Beyond substance use, a few other factors play a role. Being significantly underweight or overweight can disrupt ovulation. Chronic stress can interfere with the hormonal signals that trigger egg release. Regular moderate exercise supports fertility, but extreme endurance training can suppress it. For men, prolonged heat exposure to the testicles (from hot tubs, saunas, or laptops placed directly on the lap) can temporarily reduce sperm production.

The basics that support general health, eating a balanced diet, maintaining a healthy weight, getting enough sleep, and limiting alcohol, also create better conditions for conception.

When Conception Needs Medical Help

Not everyone conceives through sex alone. About 1 in 8 couples experience difficulty getting pregnant, and several medical options exist depending on the cause.

Intrauterine insemination (IUI) is a less invasive option where sperm is placed directly into the uterus around the time of ovulation. This is often recommended for unexplained infertility, mild sperm-related issues, irregular ovulation, or when using donor sperm. It shortens the distance sperm need to travel and increases the number that reach the fallopian tubes.

In vitro fertilization (IVF) is a more involved process where eggs are retrieved from the ovaries, fertilized with sperm in a lab, and then an embryo is transferred into the uterus. IVF is typically recommended for blocked fallopian tubes, severe sperm issues, endometriosis, low egg reserve, or when other treatments like IUI haven’t worked. It’s more expensive and physically demanding, but it has higher success rates per cycle for many of these conditions.

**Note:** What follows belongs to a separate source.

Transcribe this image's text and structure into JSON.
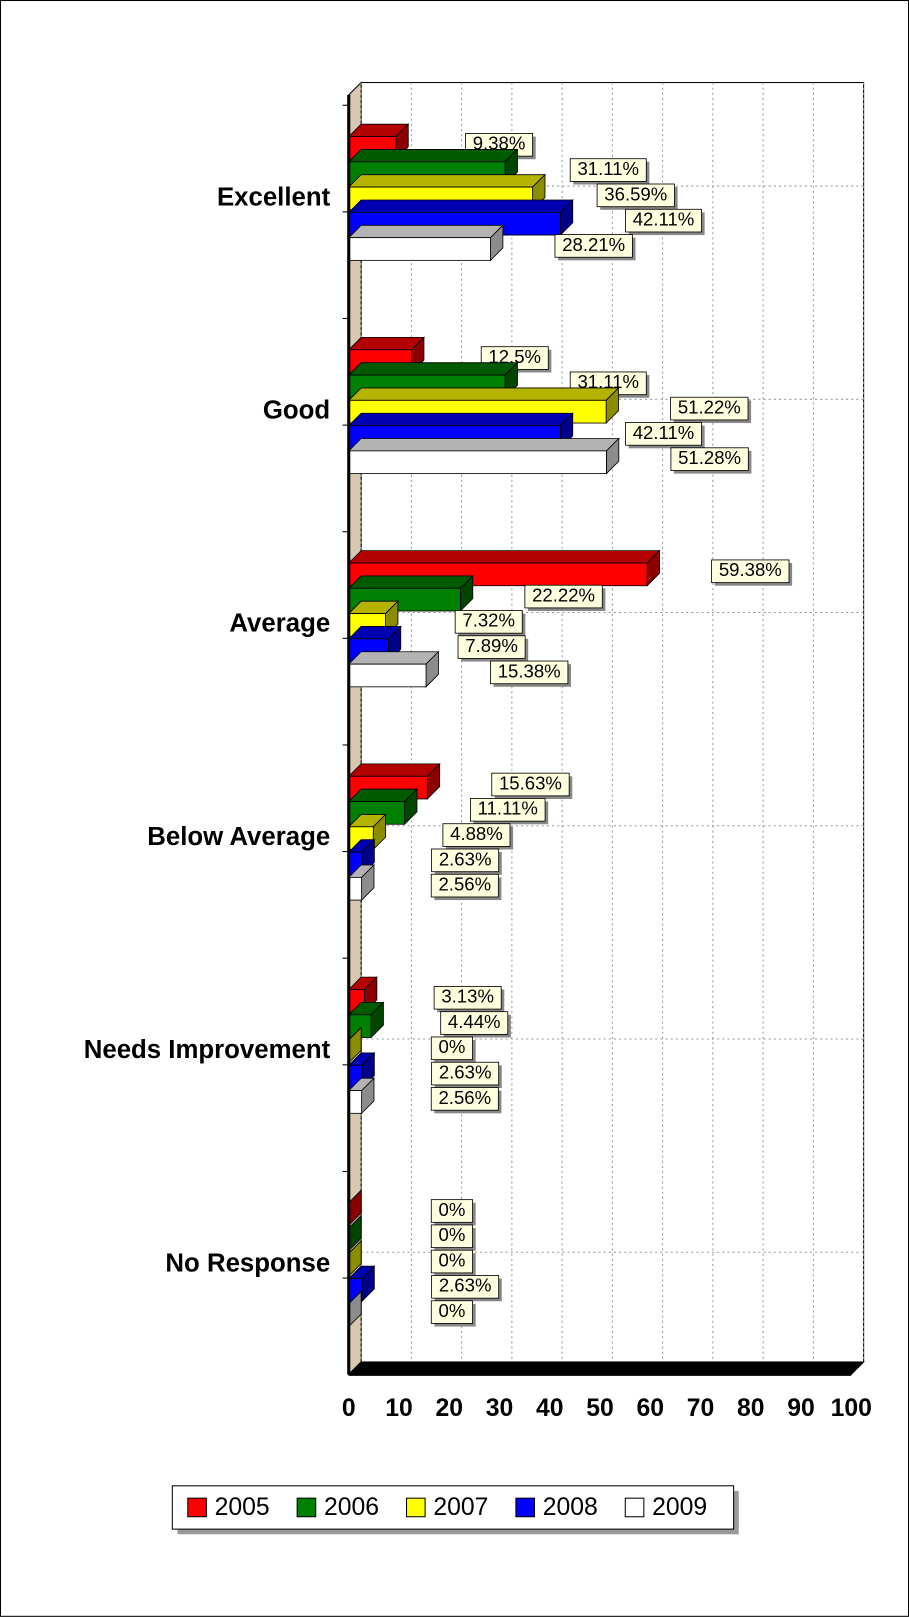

Other people become pregnant through donor eggs, donor sperm, or surrogacy. These paths involve the same biological steps of fertilization and implantation but use assisted reproduction to get there.

What Trying to Conceive Looks Like in Practice

For most people, the practical approach is straightforward: have sex every one to two days during the fertile window, which means the five days before ovulation and the day of ovulation itself. You don’t need to time it perfectly to a single day. Having sex every other day throughout that window gives sperm a consistent presence in the reproductive tract.

There’s no evidence that specific positions increase the likelihood of conception, and you don’t need to remain lying down afterward. Lubricants can sometimes interfere with sperm motility, so if you use one, look for options labeled “fertility-friendly.”

Most couples under 35 who have regular unprotected sex will conceive within a year. If you’re over 35 and haven’t conceived after six months, or under 35 and haven’t after a year, that’s generally the point where fertility evaluation becomes worthwhile for both partners. Male factors account for roughly a third of fertility difficulties, so testing isn’t just for the person with the uterus.